I thought of it at the time as a coming out process. Because when you believe that you are just a broken thin person, you don’t self-identify as fat. And if you don’t self-identify as fat, how do you advocate for yourself and ask people to treat fat people better?
Why do you think it is an important to call people out who have said, frankly awful, scary things?
Some people are really, viscerally scary. And those ones I don't really touch. I report those and block them. I haven't gotten to the point where I was afraid enough to contact the police, but that's what I would do if it was a really specific scary threat.
There’s a level of violent, but not so specific, just kind of unsettling threats that you get. With those I don't usually respond to people directly, but I do sometimes post them, because I think that a lot of people don't know the extent of this problem and what especially female writers and journalists are putting up with all day every day.
Cumulatively, it's really scary and it really makes you feel unsafe and targeted. So one big reason why I engage with trolls on the internet is to make the problem visible to other people who aren't living with my Twitter feed.
There a lot of younger women who are just thinking about entering journalism or writing or blogging who are nervous and who write to me and say, ‘I want to do this, but I'm scared of trolls and I'm scared of being harassed.’
And so I feel like if I can talk back and fight back in a public way and embolden some of those women to maybe not be so scared and give them a script for dealing with their own trolls and be a model for how you can still do this job and not be chased away – that’s really important to me.
Do you think it’s been worth the cost of having to build up a kind of armor to protect yourself?
It’s definitely made me stronger. I used to be painfully shy and the worst thing I could imagine was someone detecting my deepest insecurity and making fun of me for it. And now that happens to me every day.
It’s powerful that I've learned how to deal with that, it makes life a lot less scary. And I really feel like as painful as it's been I've learned a lot from being constantly harassed on the internet because it makes you face your biggest anxiety, which has always been people being mean to me people not liking me.
When do you get to stop fighting and hand the sword to someone else?
Soon probably. I'm bored of it. I am tired.
I don't have to do it forever. There are all kinds of really smart, radical young people who are taking over these internet spaces.

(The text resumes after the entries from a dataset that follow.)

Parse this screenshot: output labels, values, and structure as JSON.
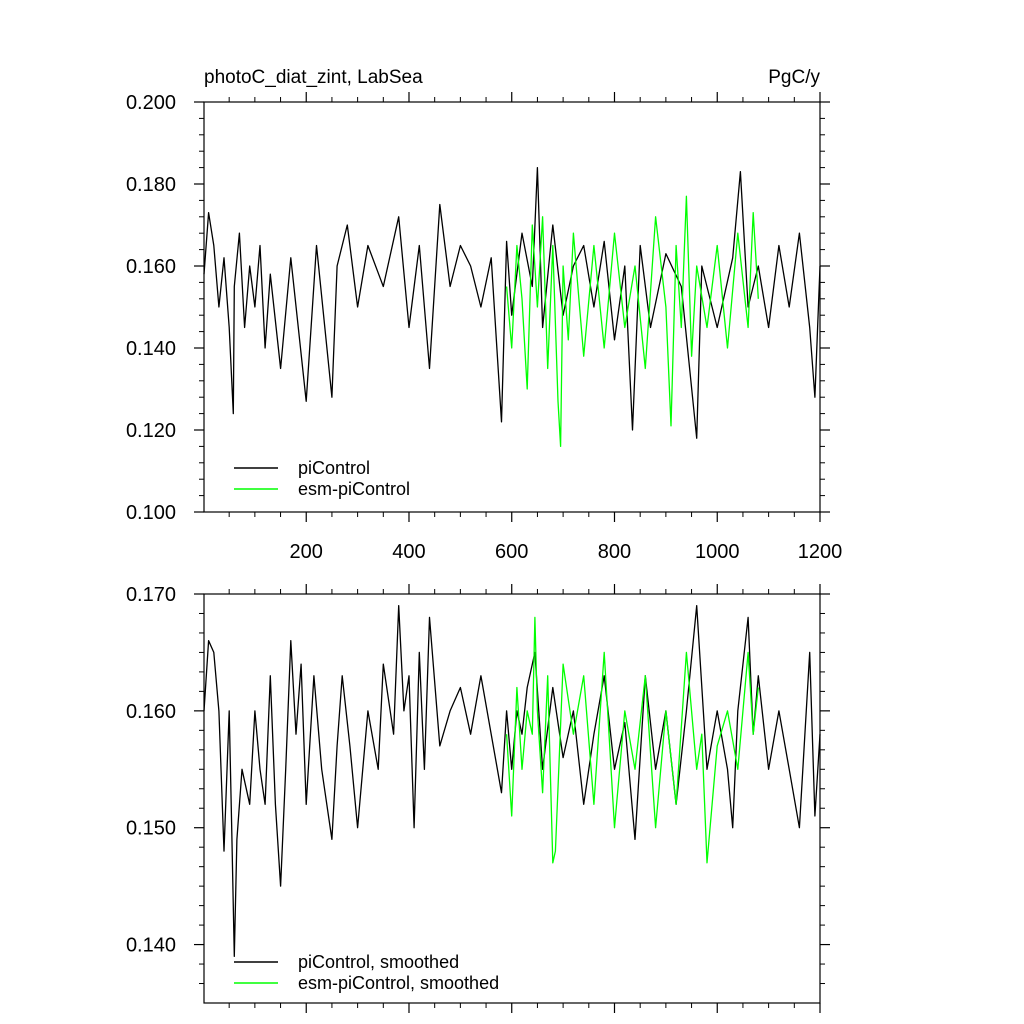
{
  "chart_data": [
    {
      "type": "line",
      "title": "photoC_diat_zint, LabSea",
      "units": "PgC/y",
      "xlim": [
        1,
        1200
      ],
      "ylim": [
        0.1,
        0.2
      ],
      "xticks": [
        200,
        400,
        600,
        800,
        1000,
        1200
      ],
      "xtick_labels": [
        "200",
        "400",
        "600",
        "800",
        "1000",
        "1200"
      ],
      "yticks": [
        0.1,
        0.12,
        0.14,
        0.16,
        0.18,
        0.2
      ],
      "ytick_labels": [
        "0.100",
        "0.120",
        "0.140",
        "0.160",
        "0.180",
        "0.200"
      ],
      "legend_position": "bottom-left",
      "series": [
        {
          "name": "piControl",
          "color": "#000000",
          "x": [
            1,
            10,
            20,
            30,
            40,
            50,
            58,
            60,
            70,
            80,
            90,
            100,
            110,
            120,
            130,
            150,
            170,
            200,
            220,
            250,
            260,
            280,
            300,
            320,
            350,
            380,
            400,
            420,
            440,
            460,
            480,
            500,
            520,
            540,
            560,
            580,
            590,
            600,
            620,
            640,
            650,
            660,
            680,
            700,
            720,
            740,
            760,
            780,
            800,
            820,
            835,
            850,
            870,
            900,
            930,
            960,
            970,
            1000,
            1030,
            1045,
            1060,
            1080,
            1100,
            1120,
            1140,
            1160,
            1180,
            1190,
            1200
          ],
          "y": [
            0.158,
            0.173,
            0.165,
            0.15,
            0.162,
            0.145,
            0.124,
            0.155,
            0.168,
            0.145,
            0.16,
            0.15,
            0.165,
            0.14,
            0.158,
            0.135,
            0.162,
            0.127,
            0.165,
            0.128,
            0.16,
            0.17,
            0.15,
            0.165,
            0.155,
            0.172,
            0.145,
            0.165,
            0.135,
            0.175,
            0.155,
            0.165,
            0.16,
            0.15,
            0.162,
            0.122,
            0.166,
            0.148,
            0.168,
            0.155,
            0.184,
            0.145,
            0.17,
            0.148,
            0.16,
            0.165,
            0.15,
            0.166,
            0.142,
            0.16,
            0.12,
            0.165,
            0.145,
            0.163,
            0.155,
            0.118,
            0.16,
            0.145,
            0.162,
            0.183,
            0.15,
            0.16,
            0.145,
            0.165,
            0.15,
            0.168,
            0.145,
            0.128,
            0.16
          ]
        },
        {
          "name": "esm-piControl",
          "color": "#00ff00",
          "x": [
            590,
            600,
            610,
            620,
            630,
            640,
            650,
            660,
            670,
            680,
            690,
            695,
            700,
            710,
            720,
            740,
            760,
            780,
            800,
            820,
            840,
            860,
            880,
            900,
            910,
            920,
            930,
            940,
            950,
            960,
            980,
            1000,
            1020,
            1040,
            1060,
            1070,
            1080
          ],
          "y": [
            0.155,
            0.14,
            0.165,
            0.152,
            0.13,
            0.17,
            0.15,
            0.172,
            0.135,
            0.165,
            0.127,
            0.116,
            0.16,
            0.142,
            0.168,
            0.138,
            0.165,
            0.14,
            0.168,
            0.145,
            0.16,
            0.135,
            0.172,
            0.15,
            0.121,
            0.165,
            0.145,
            0.177,
            0.138,
            0.16,
            0.145,
            0.165,
            0.14,
            0.168,
            0.145,
            0.173,
            0.152
          ]
        }
      ]
    },
    {
      "type": "line",
      "xlim": [
        1,
        1200
      ],
      "ylim": [
        0.135,
        0.17
      ],
      "yticks": [
        0.14,
        0.15,
        0.16,
        0.17
      ],
      "ytick_labels": [
        "0.140",
        "0.150",
        "0.160",
        "0.170"
      ],
      "legend_position": "bottom-left",
      "series": [
        {
          "name": "piControl, smoothed",
          "color": "#000000",
          "x": [
            1,
            10,
            20,
            30,
            40,
            50,
            55,
            60,
            65,
            75,
            90,
            100,
            110,
            120,
            130,
            140,
            150,
            160,
            170,
            180,
            190,
            200,
            215,
            230,
            250,
            260,
            270,
            285,
            300,
            320,
            340,
            350,
            370,
            380,
            390,
            400,
            410,
            420,
            430,
            440,
            460,
            480,
            500,
            520,
            540,
            560,
            580,
            590,
            600,
            610,
            620,
            630,
            645,
            660,
            680,
            700,
            720,
            740,
            760,
            780,
            800,
            820,
            840,
            860,
            880,
            900,
            920,
            940,
            960,
            980,
            1000,
            1020,
            1030,
            1040,
            1060,
            1070,
            1080,
            1100,
            1120,
            1140,
            1160,
            1180,
            1190,
            1200
          ],
          "y": [
            0.16,
            0.166,
            0.165,
            0.16,
            0.148,
            0.16,
            0.15,
            0.139,
            0.149,
            0.155,
            0.152,
            0.16,
            0.155,
            0.152,
            0.163,
            0.152,
            0.145,
            0.155,
            0.166,
            0.158,
            0.164,
            0.152,
            0.163,
            0.155,
            0.149,
            0.157,
            0.163,
            0.157,
            0.15,
            0.16,
            0.155,
            0.164,
            0.158,
            0.169,
            0.16,
            0.163,
            0.15,
            0.165,
            0.155,
            0.168,
            0.157,
            0.16,
            0.162,
            0.158,
            0.163,
            0.158,
            0.153,
            0.16,
            0.155,
            0.16,
            0.158,
            0.162,
            0.165,
            0.155,
            0.162,
            0.156,
            0.16,
            0.152,
            0.158,
            0.163,
            0.155,
            0.159,
            0.149,
            0.163,
            0.155,
            0.16,
            0.152,
            0.16,
            0.169,
            0.155,
            0.16,
            0.155,
            0.15,
            0.16,
            0.168,
            0.158,
            0.163,
            0.155,
            0.16,
            0.155,
            0.15,
            0.165,
            0.151,
            0.158
          ]
        },
        {
          "name": "esm-piControl, smoothed",
          "color": "#00ff00",
          "x": [
            590,
            600,
            610,
            620,
            630,
            640,
            645,
            650,
            660,
            670,
            680,
            685,
            700,
            720,
            740,
            760,
            780,
            800,
            820,
            840,
            860,
            880,
            900,
            920,
            940,
            960,
            970,
            980,
            990,
            1000,
            1020,
            1040,
            1060,
            1070,
            1080
          ],
          "y": [
            0.158,
            0.151,
            0.162,
            0.155,
            0.16,
            0.158,
            0.168,
            0.16,
            0.153,
            0.163,
            0.147,
            0.148,
            0.164,
            0.158,
            0.163,
            0.152,
            0.165,
            0.15,
            0.16,
            0.155,
            0.163,
            0.15,
            0.16,
            0.152,
            0.165,
            0.155,
            0.158,
            0.147,
            0.152,
            0.157,
            0.16,
            0.155,
            0.165,
            0.158,
            0.162
          ]
        }
      ]
    }
  ]
}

I don't know how to fix internet trolling. I know how to critique culture, which I think is maybe the key component.
You know the problem isn't that Twitter exists, it's that misogyny exists. So that's the most effective way I can spend my time is writing the feminist cultural critique. And I hope that I contributed in some way to people feeling like they can fight and they know how to.
These quotes have been lightly edited & condensed for clarity.